Lamidi Olayiwola Adeyemi III (born 15 October 1938) is the Alaafin, or traditional ruler, of the Yoruba state of Oyo and righful heir to the throne of its historic empire.

Lamidi's father, the Alaafin of Oyo Oba Adeyemi II Adeniran, was deposed and exiled in 1954 for sympathizing with the National Council of Nigerian Citizens (NCNC). He had come into conflict with Bode Thomas, deputy leader of the Action Group.[1]

Lamidi Adeyemi succeeded Alaafin Gbadegesin Ladigbolu II in 1970, during the governorship of Colonel Robert Adeyinka Adebayo, after the end of the Nigerian Civil War. In 1975 the head of state General Murtala Ramat Mohammed included Oba Adeyemi in his entourage to the hajj. He was chancellor of Uthman dan Fodiyo University in Sokoto from 1980 to 1992. In 1990 President Ibrahim Babangida appointed him Amir-ul-Hajj in recognition of his commitment to the consolidation of Islam in Nigeria.[1]

On 3 May 2011, the outgoing Oyo State Governor Adebayo Alao-Akala announced that the Alaafin of Oyo, Oba Lamidi Adeyemi III was no longer Permanent Chairman of the Council of Obas and Chiefs in Oyo State. The state government had just passed a law that introduced rotation of the office of Chairman between the Alaafin and his two rivals, the Olubadan of Ibadanland and the Soun of Ogbomoso. It was said that the measure, introduced by a state assembly with the People's Democratic Party (PDP) majority, was in response to the Oba's support for the Action Congress of Nigeria (ACN) during the April 2011 elections. The ACN beat the PDP decisively in that election.[2]

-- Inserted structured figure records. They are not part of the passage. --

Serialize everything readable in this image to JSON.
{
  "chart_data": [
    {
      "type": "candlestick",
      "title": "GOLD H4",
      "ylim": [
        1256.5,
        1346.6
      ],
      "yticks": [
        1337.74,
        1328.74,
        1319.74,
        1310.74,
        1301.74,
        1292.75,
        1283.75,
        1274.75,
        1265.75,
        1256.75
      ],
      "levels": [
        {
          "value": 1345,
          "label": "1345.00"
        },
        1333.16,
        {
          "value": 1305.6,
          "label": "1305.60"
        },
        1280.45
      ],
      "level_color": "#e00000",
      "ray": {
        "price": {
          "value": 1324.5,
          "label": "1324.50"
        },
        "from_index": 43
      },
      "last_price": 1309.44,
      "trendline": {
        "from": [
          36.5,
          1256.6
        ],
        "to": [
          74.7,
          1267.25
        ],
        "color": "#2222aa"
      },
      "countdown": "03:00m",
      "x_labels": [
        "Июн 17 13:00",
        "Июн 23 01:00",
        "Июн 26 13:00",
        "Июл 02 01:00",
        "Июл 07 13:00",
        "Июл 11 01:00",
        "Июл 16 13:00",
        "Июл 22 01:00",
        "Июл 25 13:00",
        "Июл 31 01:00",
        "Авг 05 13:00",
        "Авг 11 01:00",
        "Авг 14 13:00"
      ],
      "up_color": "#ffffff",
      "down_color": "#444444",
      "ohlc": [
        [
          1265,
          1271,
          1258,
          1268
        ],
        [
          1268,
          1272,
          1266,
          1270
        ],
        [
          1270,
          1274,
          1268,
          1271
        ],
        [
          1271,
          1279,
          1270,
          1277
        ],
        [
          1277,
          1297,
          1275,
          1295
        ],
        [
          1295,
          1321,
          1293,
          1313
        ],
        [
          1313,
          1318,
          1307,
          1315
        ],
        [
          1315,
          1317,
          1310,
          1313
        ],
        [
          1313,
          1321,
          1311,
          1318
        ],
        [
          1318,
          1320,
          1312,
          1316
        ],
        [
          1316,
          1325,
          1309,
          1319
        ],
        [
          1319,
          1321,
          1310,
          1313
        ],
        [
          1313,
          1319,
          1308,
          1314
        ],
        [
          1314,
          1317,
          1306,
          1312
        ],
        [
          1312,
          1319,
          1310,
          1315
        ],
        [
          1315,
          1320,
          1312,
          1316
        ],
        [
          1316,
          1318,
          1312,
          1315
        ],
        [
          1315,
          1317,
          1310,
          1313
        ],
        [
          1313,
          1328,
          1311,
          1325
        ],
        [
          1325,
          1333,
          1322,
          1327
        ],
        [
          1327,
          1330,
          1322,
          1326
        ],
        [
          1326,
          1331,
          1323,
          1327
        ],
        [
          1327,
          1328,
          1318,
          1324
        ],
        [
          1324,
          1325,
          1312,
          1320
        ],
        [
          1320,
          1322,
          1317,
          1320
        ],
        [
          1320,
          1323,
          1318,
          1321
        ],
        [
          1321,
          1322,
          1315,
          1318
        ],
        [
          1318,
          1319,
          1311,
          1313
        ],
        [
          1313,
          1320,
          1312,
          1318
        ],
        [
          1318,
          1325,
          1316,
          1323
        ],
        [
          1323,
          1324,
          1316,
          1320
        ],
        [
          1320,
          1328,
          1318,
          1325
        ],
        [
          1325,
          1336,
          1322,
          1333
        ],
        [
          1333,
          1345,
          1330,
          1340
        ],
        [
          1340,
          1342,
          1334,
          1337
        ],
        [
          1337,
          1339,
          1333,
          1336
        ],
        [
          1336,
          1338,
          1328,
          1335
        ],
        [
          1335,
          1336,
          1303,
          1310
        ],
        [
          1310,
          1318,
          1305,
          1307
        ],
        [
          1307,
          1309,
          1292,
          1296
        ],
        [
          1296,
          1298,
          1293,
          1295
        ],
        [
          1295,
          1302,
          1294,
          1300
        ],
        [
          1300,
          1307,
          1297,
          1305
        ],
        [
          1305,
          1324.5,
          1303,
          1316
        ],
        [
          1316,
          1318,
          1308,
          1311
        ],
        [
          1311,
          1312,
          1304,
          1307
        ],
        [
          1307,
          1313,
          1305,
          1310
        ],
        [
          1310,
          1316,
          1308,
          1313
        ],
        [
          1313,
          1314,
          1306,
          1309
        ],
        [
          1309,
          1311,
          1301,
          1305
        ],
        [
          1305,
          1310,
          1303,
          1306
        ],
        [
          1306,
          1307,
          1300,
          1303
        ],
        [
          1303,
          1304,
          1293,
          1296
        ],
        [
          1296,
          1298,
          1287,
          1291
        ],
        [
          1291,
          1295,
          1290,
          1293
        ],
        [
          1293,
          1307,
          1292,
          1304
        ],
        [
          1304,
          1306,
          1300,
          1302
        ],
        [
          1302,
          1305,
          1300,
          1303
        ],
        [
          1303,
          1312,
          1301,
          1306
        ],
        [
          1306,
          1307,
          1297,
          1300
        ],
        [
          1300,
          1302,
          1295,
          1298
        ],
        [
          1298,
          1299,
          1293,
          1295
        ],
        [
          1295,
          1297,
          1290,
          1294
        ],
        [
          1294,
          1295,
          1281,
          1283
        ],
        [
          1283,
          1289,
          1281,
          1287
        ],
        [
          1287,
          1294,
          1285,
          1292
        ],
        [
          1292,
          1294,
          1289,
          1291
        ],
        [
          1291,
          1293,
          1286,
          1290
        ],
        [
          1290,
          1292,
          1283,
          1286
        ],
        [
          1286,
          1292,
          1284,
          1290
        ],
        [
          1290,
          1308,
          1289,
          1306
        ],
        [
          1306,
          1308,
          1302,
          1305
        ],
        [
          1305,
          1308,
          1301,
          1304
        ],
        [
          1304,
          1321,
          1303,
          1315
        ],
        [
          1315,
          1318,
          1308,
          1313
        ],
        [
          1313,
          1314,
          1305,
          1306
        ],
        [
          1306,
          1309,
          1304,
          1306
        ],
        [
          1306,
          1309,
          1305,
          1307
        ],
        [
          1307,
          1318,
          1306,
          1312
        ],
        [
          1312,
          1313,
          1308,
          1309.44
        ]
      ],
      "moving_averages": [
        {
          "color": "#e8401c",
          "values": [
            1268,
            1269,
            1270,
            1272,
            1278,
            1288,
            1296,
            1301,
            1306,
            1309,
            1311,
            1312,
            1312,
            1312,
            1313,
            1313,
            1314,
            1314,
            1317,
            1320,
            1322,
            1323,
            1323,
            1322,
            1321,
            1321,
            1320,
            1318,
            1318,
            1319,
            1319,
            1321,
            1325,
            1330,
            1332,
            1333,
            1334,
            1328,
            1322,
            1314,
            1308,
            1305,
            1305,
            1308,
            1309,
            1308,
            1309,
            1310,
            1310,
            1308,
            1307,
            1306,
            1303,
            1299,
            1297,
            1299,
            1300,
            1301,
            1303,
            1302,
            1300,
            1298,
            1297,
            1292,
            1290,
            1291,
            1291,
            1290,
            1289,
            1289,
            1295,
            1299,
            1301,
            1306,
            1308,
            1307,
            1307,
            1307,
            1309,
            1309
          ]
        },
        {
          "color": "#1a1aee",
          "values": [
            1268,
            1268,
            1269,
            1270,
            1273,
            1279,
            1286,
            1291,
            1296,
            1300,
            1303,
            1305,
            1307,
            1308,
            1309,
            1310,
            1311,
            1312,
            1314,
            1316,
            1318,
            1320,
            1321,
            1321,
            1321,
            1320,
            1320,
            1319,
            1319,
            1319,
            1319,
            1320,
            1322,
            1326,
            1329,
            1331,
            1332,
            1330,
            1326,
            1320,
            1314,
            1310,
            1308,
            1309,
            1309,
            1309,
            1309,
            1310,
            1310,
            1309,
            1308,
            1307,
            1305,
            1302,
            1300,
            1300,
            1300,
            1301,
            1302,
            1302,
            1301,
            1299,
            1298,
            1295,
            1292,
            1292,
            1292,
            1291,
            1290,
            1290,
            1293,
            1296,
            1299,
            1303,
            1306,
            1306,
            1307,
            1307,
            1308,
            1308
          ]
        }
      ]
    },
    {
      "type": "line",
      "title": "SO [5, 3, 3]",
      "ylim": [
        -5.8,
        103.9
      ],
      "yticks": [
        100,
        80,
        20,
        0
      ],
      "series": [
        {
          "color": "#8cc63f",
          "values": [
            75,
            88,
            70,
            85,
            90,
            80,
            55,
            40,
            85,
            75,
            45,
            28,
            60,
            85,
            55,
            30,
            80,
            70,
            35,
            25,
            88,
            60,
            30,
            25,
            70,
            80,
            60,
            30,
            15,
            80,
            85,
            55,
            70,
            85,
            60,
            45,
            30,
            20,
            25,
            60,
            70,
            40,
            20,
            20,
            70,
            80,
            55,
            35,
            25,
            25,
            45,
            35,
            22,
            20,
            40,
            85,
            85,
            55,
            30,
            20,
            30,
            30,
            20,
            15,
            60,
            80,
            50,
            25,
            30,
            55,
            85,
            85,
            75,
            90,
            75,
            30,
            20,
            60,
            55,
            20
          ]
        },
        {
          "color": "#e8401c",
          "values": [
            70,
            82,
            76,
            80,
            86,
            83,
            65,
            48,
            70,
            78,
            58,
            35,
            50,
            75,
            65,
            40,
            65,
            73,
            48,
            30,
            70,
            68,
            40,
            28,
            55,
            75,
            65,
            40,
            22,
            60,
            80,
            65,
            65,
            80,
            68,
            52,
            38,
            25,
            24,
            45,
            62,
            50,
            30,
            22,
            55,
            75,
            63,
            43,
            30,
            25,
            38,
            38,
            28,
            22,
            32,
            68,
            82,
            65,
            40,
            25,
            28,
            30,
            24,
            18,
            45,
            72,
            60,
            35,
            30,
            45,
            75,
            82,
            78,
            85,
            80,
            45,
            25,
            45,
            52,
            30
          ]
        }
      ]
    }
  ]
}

Talking in September 1984 he said: "Traditional rulers should be seen as the perfect embodiment of the culture of the place, as well as the synthesis of the aspirations and goals of the nation. This is not only in social values of veracity, egalitarianism, justice and democracy; but in dress, utterances and comportment; even the mere necessary trivicalities [sic] that mark Nigeria and the locality as a distinctive entity".[3]

References

  1. 1 2 "Alaafin of Oyo Oba Lamidi Adeyemi Turns 70". The Nation (Nigeria). 3 Nov 2009. Retrieved 2011-09-18.
  2. YINKA FABOWALE (May 8, 2011). "Real reasons Akala sacked Alaafin". The Sun (Nigeria). Retrieved 2011-09-18.
  3. Reinwald, Brigitte (2001). Afrikanische Beziehungen, Netzwerke und Räume: Africain networks, exchange and spatial dynamics. LIT Verlag Münster. p. 271. ISBN 3-8258-5705-0.